Gundlach's hawk is found only in Cuba. At one point it was common to find them throughout the country, however, now they can only be found in five isolated areas. The bulk of the population exists primarily on the eastern half of the island, in the two larger population centers, with the other three smaller populations on the west side of the island. They are able to live in a variety of habitats up 800 m. These include humid, dry, and pine forests. It does not have highly specialized habitat preferences needing only forests to conceal its hunting approaches
Its natural habitats are dry forests and lowland moist forests. The species was never a common sight, but its population was dispersed throughout Cuba.
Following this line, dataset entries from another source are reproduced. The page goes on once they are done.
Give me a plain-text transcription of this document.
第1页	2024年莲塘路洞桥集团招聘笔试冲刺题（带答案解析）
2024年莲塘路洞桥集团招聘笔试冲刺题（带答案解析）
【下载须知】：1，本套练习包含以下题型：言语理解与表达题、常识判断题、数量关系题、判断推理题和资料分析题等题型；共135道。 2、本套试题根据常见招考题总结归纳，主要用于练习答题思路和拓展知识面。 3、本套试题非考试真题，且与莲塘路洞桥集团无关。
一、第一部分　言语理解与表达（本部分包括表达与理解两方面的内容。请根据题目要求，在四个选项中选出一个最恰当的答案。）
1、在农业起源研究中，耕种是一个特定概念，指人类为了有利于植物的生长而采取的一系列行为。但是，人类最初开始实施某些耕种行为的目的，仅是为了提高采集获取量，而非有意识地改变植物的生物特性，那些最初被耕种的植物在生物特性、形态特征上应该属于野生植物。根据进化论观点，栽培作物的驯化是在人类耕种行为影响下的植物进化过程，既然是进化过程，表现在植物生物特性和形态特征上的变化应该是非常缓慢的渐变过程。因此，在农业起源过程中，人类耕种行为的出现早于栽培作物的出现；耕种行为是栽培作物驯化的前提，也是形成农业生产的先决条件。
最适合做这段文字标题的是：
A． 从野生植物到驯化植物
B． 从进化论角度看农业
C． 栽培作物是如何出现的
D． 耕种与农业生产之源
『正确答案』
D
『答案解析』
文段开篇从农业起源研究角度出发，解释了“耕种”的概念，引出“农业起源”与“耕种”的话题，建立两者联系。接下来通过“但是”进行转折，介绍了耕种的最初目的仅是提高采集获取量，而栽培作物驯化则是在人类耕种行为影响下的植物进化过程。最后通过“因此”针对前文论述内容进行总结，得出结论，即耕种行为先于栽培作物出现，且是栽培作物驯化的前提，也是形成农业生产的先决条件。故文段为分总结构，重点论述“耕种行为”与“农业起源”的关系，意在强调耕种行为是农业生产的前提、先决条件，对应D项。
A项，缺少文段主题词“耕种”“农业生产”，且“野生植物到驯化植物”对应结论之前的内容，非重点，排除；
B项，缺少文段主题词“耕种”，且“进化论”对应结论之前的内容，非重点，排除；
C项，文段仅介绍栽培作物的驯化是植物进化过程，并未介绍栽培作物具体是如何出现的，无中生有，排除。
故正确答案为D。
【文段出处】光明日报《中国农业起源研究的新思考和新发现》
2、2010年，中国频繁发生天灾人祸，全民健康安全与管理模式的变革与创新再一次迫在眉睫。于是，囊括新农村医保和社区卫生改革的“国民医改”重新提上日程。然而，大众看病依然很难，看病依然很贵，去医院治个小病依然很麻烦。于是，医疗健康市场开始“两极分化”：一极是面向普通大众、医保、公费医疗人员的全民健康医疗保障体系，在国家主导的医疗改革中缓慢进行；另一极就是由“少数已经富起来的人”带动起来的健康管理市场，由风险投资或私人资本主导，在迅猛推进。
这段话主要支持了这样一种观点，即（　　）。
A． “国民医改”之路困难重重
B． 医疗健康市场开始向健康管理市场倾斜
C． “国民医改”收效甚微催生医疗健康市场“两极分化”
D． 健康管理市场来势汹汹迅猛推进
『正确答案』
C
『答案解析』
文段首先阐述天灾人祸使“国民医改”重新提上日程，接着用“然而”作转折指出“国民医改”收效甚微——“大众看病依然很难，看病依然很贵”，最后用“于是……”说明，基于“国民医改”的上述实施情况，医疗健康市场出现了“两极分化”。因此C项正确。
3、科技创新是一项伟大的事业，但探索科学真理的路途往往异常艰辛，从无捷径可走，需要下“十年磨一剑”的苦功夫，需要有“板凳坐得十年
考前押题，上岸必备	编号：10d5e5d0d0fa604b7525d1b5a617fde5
==Status and conservation==
Gundlach's hawk has been classified as endangered since 1994, due to its small and fragmented population. The past five years however, has shown a stabilization in the hawk's population trends. Population totals in Cuba were estimated to be about 400, including 270 mature hawks. This may warrant Gundlach's hawks to be reclassified as vulnerable. The stabilization of the population may be attributed to conservation efforts bringing awareness to the hawk and its struggles. These conservation efforts include public campaigning of Gundlach's hawk, to improve education and awareness of the hawk and its environmental needs. Additional surveys of Cuba to assess current population and trends of Gundlach's hawk are required to determine the condition of the hawk in regards to extinction.

===Threats===
Gundlach's hawk faces a loss of habitat due to deforestation and logging in Cuba. It not only relies on trees for nesting but also for concealment as they prey on other birds. In addition to the loss of habitat the hawk also faces persecution from farmers because of its liking for poultry.